We wish to analyse an Exon Array dataset we obtained from a public source (unfortunately not GEO). The data we have is a matrix of RMA normalised expression values from some 400 Exon arrays summarized at the probeset level. We are only interested in the gene level and wondered if there is any way to summarize to the gene level from this starting point?
Do you think if I took the mean of probes for each gene, that the resulting values would be valid for downstream limma analysis?

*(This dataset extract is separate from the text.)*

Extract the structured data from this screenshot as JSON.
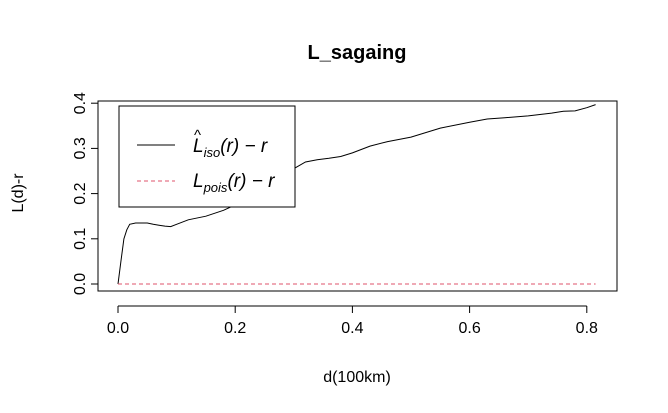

I actually have no idea. It's certainly one thing you can do, and it might not be the worst idea in the world, but ideally you would do some conventional EDA (exploratory data analysis) first to see if it looks like taking means is a reasonable thing to do.
An alternative would be to make comparisons at the probeset (exon-ish) level, and look for consistent differences over the set of probesets for each gene. The downsides to that approach are that the probesets only have (usually) four probes each, and the Exon arrays are much dimmer than the old 3'-biased arrays, so you have to wonder about the signal to noise ratio with just four dim probes per probeset. You also increase the multiplicity burden quite a bit, which will not help things at all.
Ideally you would go back to whomever submitted the data, and they would be oh so happy to supply you with the original celfiles. Is that in the cards?
I'm going to ask. But the data comes from a massive consortium, and has been around for some time without being uploaded to GEO or similar, or even published. They have lots of data sets I'd like to get my hands on, but only make summarized versions of all of them availible, which is annoying because I'd really like to study genes that they have excluded from their analyses.